Menting noted that many in the industry expected attacks against critical infrastructure of this nature and breadth to have been launched by nation-states.
"However, despite global geopolitical tensions, most of the big powers have abstained from such large, public-facing, debilitating attacks against one another, as they could be considered acts of war," she added.
Despite the dangers, cybersecurity efforts have been sporadic, fragmented, and half-hearted in critical infrastructure, leaving many gaping holes in security postures.
Unsurprisingly, the organized cybercriminal market has stepped in to pick the low-hanging fruit, but ransomware is such a profitable market that it has become highly competitive, with sophisticated ransomware gangs going after bigger and bigger targets.
There is still hope?
However, there is still a fine line for the types of companies organized crime is willing to go after. The closer these groups get to undermining critical infrastructure, the more dangerous they become to national security and the greater the risk of serious repercussions from concerned governments.
Additionally, these repercussions may not just come from the victim country, but also potentially from their host nation, especially when this country might be Russia or China.

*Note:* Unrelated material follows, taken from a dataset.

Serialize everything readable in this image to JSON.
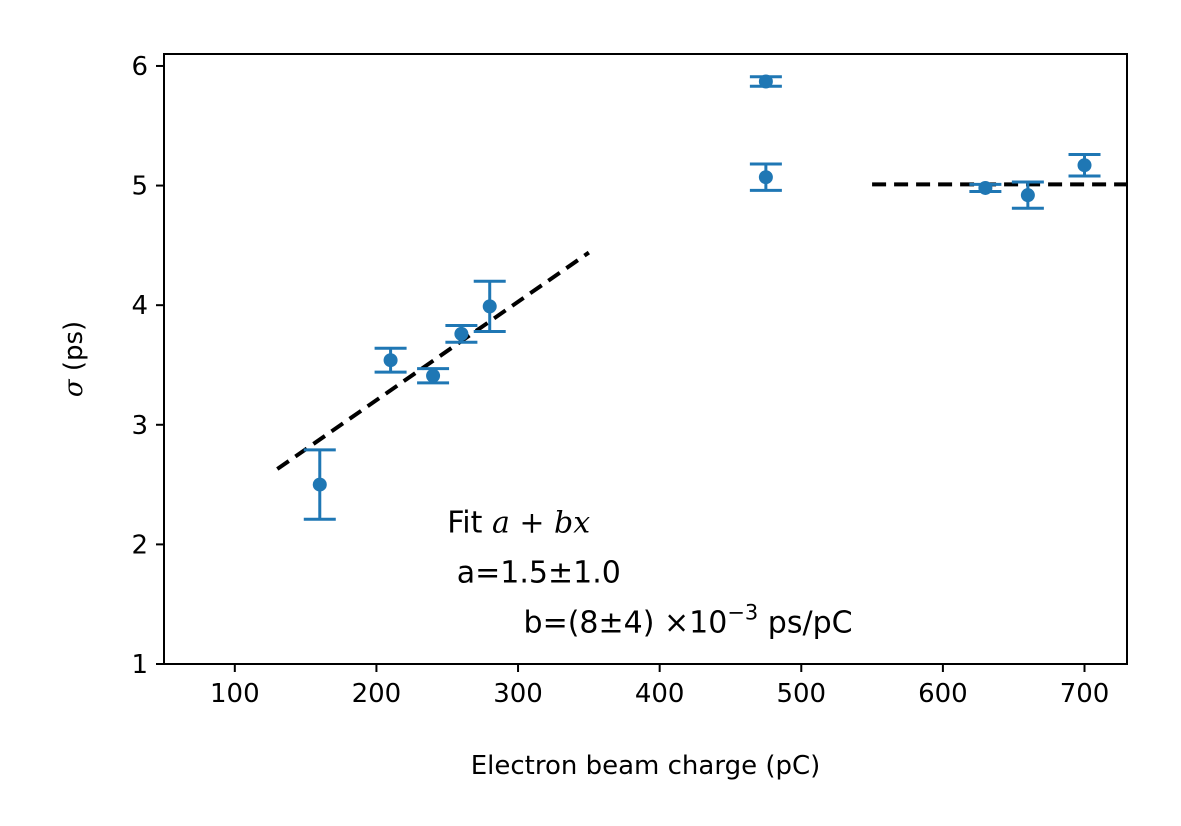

Menting deduced that to that end, while there is no conclusive evidence that most of these groups are state-sponsored, there is clearly an implicit understanding between the gangs and their home countries that allow them to conduct their illicit operations with impunity. If these gangs start to cause too much trouble from a national security perspective and create problems for their host nations, reprisals back home may be likely.
“It is clear DarkSide is conscious of such consequences, as evidenced by their recent half-apologetic press release and their efforts to distance themselves from any political motivation some may want to infer about their attack,” she opined.
Nonetheless, it may be that, in this instance, they may have gone after too big a fish, however poorly secured Colonial Pipeline seems to have been.
“Hopefully, however, it will give large corporations a push to revise and strengthen their cybersecurity strategies, especially those in critical infrastructure, and show them – yet again – that they are not exempt from common cyberattacks,” concluded Menting.